Where is Legal Spend Management Software Falling Short?

Because most of a typical corporate legal department’s budget is allocated to outside counsel expenses, spend management software is focused on E-billing – the management of the bills received from outside counsel. These systems allow in-house departments to create budgets, set billing rules, collect invoices electronically, and provide real-time information regarding the financial status and progress of specific matters. 

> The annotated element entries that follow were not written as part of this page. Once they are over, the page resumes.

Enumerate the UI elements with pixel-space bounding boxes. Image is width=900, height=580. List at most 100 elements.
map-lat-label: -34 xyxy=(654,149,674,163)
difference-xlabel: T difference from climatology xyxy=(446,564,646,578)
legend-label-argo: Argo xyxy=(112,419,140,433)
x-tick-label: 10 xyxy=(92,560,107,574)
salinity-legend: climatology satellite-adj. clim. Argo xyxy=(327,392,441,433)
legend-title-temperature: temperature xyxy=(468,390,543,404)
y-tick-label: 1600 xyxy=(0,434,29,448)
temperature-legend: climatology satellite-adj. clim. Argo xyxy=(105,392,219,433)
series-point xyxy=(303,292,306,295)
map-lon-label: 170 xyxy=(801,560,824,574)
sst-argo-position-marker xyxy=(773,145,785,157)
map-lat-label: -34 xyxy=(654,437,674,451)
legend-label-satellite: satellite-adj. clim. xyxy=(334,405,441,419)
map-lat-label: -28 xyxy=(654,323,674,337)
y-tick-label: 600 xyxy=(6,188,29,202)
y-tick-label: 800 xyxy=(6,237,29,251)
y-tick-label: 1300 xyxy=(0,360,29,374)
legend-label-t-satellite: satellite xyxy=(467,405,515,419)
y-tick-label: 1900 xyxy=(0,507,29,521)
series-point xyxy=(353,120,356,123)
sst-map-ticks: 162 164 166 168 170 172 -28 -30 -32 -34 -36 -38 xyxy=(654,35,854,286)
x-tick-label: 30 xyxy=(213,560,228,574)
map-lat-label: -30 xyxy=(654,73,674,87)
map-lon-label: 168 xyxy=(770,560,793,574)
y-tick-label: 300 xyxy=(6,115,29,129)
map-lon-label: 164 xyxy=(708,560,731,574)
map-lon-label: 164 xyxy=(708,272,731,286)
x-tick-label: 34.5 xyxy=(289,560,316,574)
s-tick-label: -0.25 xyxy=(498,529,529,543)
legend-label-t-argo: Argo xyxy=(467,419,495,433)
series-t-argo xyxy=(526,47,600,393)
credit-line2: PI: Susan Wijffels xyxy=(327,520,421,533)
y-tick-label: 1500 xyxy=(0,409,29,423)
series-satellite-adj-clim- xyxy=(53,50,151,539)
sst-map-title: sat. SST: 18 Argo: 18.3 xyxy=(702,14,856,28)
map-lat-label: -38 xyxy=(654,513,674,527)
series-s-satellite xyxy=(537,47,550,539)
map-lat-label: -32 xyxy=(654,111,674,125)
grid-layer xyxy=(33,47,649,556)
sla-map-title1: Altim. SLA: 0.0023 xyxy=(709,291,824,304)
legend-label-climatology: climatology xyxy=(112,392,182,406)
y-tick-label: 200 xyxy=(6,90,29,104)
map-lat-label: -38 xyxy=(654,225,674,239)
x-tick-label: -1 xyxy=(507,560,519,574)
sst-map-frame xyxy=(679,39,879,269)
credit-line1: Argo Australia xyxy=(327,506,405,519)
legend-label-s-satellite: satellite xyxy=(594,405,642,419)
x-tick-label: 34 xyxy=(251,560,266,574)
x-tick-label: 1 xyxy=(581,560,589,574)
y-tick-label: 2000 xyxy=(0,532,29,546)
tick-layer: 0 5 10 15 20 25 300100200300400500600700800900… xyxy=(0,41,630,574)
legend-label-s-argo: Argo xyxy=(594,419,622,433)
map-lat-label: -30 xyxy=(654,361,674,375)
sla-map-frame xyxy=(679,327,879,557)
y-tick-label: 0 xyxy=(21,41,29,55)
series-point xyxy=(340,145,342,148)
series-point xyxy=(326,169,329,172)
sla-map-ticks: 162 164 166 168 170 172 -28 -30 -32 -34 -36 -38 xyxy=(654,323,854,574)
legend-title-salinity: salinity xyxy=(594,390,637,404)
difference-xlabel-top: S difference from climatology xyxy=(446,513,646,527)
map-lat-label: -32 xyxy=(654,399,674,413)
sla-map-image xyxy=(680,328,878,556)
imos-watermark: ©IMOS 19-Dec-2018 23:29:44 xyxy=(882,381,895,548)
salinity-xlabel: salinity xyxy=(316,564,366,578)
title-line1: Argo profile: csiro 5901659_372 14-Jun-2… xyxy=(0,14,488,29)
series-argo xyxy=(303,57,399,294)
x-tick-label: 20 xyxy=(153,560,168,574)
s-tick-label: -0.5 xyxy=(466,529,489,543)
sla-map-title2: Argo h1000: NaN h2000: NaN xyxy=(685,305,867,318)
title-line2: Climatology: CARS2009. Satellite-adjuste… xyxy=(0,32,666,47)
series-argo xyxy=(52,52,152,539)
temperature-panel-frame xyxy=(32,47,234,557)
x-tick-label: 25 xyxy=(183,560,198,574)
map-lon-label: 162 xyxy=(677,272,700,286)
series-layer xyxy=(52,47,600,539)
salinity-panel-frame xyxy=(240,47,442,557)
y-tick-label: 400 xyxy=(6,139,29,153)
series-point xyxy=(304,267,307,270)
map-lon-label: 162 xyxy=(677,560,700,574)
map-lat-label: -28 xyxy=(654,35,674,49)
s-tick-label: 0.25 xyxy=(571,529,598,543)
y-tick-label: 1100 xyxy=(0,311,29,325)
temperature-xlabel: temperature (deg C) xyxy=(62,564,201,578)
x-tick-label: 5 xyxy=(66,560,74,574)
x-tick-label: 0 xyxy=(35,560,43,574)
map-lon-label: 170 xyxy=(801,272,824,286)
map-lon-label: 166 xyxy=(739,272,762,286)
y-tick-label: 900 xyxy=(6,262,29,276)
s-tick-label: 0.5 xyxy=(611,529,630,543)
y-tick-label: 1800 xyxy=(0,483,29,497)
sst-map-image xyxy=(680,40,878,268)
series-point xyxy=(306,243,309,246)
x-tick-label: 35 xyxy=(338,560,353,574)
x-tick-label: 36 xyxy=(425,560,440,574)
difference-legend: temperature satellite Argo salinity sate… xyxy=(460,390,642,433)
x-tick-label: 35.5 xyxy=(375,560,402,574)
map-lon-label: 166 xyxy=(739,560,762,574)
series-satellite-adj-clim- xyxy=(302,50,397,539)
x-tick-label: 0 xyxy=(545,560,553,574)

However, there is more to legal spend management than managing invoices. Here are some of the ways that legal spend management technology might be missing the mark:

Relationship Building

Most in-house legal departments want to build strong, long-term relationships with their outside counsel. Although legal spend management software can do many things, creating solid relationships with law firms is not one of them. Although these platforms automate paper billing and provide insight into how much an organization spends on legal services, they do not possess the ability to have uncomfortable conversations with outside counsel about errors and discrepancies on their legal invoices. 

Legal Spend Reduction

After legal spend management software tools are purchased, organizations typically must still pay a licensing fee for the software and routinely experience numerous “soft costs,” including paying employees to receive training to learn how to use the tools, analyze the output of the software, and individually negotiate bill reductions with outside law firms (technology won’t do that). According to one survey of in-house counsel, 89 percent of those who use legal e-billing software find it to be “not effective” or only “somewhat effective” in reducing their monthly spending on outside counsel. 

Compliance Enforcement

Just because in-house departments put a set of detailed outside counsel guidelines together, that doesn’t necessarily mean outside counsel will read and follow them. OCGs can help in-house teams manage billing expectations, avoid billing discrepancies, and minimize disputes. However, legal spend management software programs won’t help an in-house team develop and refine their OGCs and enforce compliance under those guidelines.

The ‘Think Like an Attorney’ Factor

Legal spend management software can track an organization’s legal spend electronically by automating the invoicing and approval process. However, a computer program does not have a licensed attorney’s capacity to know what to look for on a legal bill, interpret time entries in the context of each legal invoice and the representation as a whole, and communicate critical findings to outside counsel tactfully and persuasively. To accomplish those tasks, human expertise is required.

Why Third-Party Bill Review is Often a Better Option

Because legal spend review management software can miss many crucial things, in-house legal departments are increasingly contracting with third-party bill review services to assess invoices from outside counsel. Some of these services utilize experienced attorneys to analyze charges on bills received from outside counsel personally, not only to ensure that each time entry adds fair value but also to be prepared to negotiate bill adjustments when appropriate. 

More and more in-house teams use both an AI-powered legal management system and third-party bill analysis by human reviewers to:

  • Lift the burden of invoice review 

  • Consistently enforce outside counsel guidelines

  • Gain a greater understanding of the value outside firms are providing

  • Give in-house lawyers time for more critical responsibilities

  • Streamline bill review 

  • Intelligently reduce outside counsel spend 

Billing should not be a source of conflict between in-house legal teams and their outside counsel, but automating the process is often not enough to reduce legal spend. However, when in-house departments combine human expertise with artificial intelligence by utilizing a “people and process” bill review service, they can understand, manage, and control their legal spend more efficiently than ever.